Slow Art Day

Last year I explored the concept of slow drawing — and slow art — in various ways. First, I learned about Amy Maricle’s approach to slow drawing, a quiet, meditative process of making marks on a page. Second, I found out about SlowArt, a practice devoted to making art “a way of life, a method of being, a way of perceiving the world”. Third, I went on to read about the Slow Movement many were embracing, the whole idea being that the world is moving too fast; maybe we should slow down long enough to at least smell a few flowers along the way.

Of all the things I read, perhaps nothing piqued my curiosity as much as “Slow Art Day – 2021”. It had occurred in April of that year, about 2 months before I wrote my post: Slow Down, You Move Too Fast. I wondered then if any of the “slow art” activities would be repeated in 2022. Yes, they are, and in fact, today is the day that’s been set aside for appreciating art at a whole new SLOW level — well, at least at some galleries and museums.

The “official” site — Slow Art Day — does show April 2, 2022 as the correct date. Other sites, however, insist that Slow Art Day is always the second Saturday in April, so if you miss out on celebrating today, just give it a slow-go next Saturday.

In all there are 173 venues participating. You’ll find a listing here. I wish it were arranged geographically rather than alphabetically, but as far as I can tell, there’s no venue close to me. The National Museum of Women in Washington DC is participating online, though, so perhaps I can do a bit of “slow art” appreciation that way.  And going back again to when we should celebrate “Slow Art”, they’ve made it into a week-long celebration which began back on March 25.

How do you participate in Slow Art Day?  You find a venue, sign up to take part, and then visit the venue. You choose a few pieces of art — one to five — and you view them… slowly. You take your time. You study them closely. You fully appreciate all that you’re seeing. The Slow Art site suggests viewing each work for about ten minutes.

Of course, since Slow Art Day is already upon us — officially, at least — you might not have an opportunity to rush out and join in. Rushing would sort of defeat the whole purpose anyway, so just settle back in your chair, choose a few artworks, and enjoy having your own “Slow Art Day” from the comfort of your home or studio.

The final part of the process is to discuss the experience, to share insights you’ve gained, to ask questions that have come to mind during the slow art process. Many venues are hosting forums for participants. The National Museum of Women will be hosting an online discussion group, but it appears you must be registered to participate. You might find it enjoyable to do the “slow art” activity with friends or family, followed by a discussion of the art you’ve seen.

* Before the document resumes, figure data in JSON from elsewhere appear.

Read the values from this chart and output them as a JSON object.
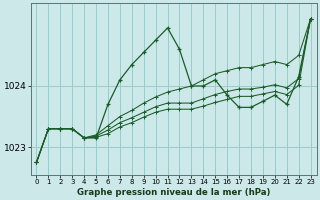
{
  "title": "Graphe pression niveau de la mer (hPa)",
  "bg_color": "#cce8e8",
  "grid_color": "#99cccc",
  "line_color": "#1a5c2a",
  "xlim": [
    -0.5,
    23.5
  ],
  "ylim": [
    1022.55,
    1025.35
  ],
  "yticks": [
    1023,
    1024
  ],
  "xticks": [
    0,
    1,
    2,
    3,
    4,
    5,
    6,
    7,
    8,
    9,
    10,
    11,
    12,
    13,
    14,
    15,
    16,
    17,
    18,
    19,
    20,
    21,
    22,
    23
  ],
  "series_main": [
    1022.75,
    1023.3,
    1023.3,
    1023.3,
    1023.15,
    1023.15,
    1023.7,
    1024.1,
    1024.35,
    1024.55,
    1024.75,
    1024.95,
    1024.6,
    1024.0,
    1024.0,
    1024.1,
    1023.85,
    1023.65,
    1023.65,
    1023.75,
    1023.85,
    1023.7,
    1024.15,
    1025.1
  ],
  "series_upper": [
    1022.75,
    1023.3,
    1023.3,
    1023.3,
    1023.15,
    1023.2,
    1023.35,
    1023.5,
    1023.6,
    1023.72,
    1023.82,
    1023.9,
    1023.95,
    1024.0,
    1024.1,
    1024.2,
    1024.25,
    1024.3,
    1024.3,
    1024.35,
    1024.4,
    1024.35,
    1024.5,
    1025.1
  ],
  "series_mid": [
    1022.75,
    1023.3,
    1023.3,
    1023.3,
    1023.15,
    1023.18,
    1023.28,
    1023.4,
    1023.48,
    1023.57,
    1023.66,
    1023.72,
    1023.72,
    1023.72,
    1023.79,
    1023.86,
    1023.91,
    1023.95,
    1023.95,
    1023.98,
    1024.02,
    1023.97,
    1024.12,
    1025.1
  ],
  "series_lower": [
    1022.75,
    1023.3,
    1023.3,
    1023.3,
    1023.15,
    1023.16,
    1023.22,
    1023.33,
    1023.4,
    1023.49,
    1023.57,
    1023.62,
    1023.62,
    1023.62,
    1023.67,
    1023.73,
    1023.78,
    1023.83,
    1023.83,
    1023.87,
    1023.91,
    1023.86,
    1024.01,
    1025.1
  ]
}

If you’d like to take part and want to view any of the works suggested by the National Museum of Women, here is a link to the Slow Art Gallery. Eight artworks are included.

I’ve chosen one print — “Untitled (Paradise)” by Cecily Brown — as the work I’ll be slowly viewing and appreciating.

Perhaps I should have posted about Slow Art Day earlier. Maybe next year I’ll be sure to do that. It would make it easier to find a venue — in person or online — and register for any viewing events or discussion groups. It is an interesting concept, especially in today’s “hurry-up, go faster, hustle and bustle” world.

I’m also going to slow down in my own art practice today. I’m going to take more time and make more thoughtful marks. I’m going to appreciate my own art as well as that of others. We can all benefit, I think, by slowing down a little now and then.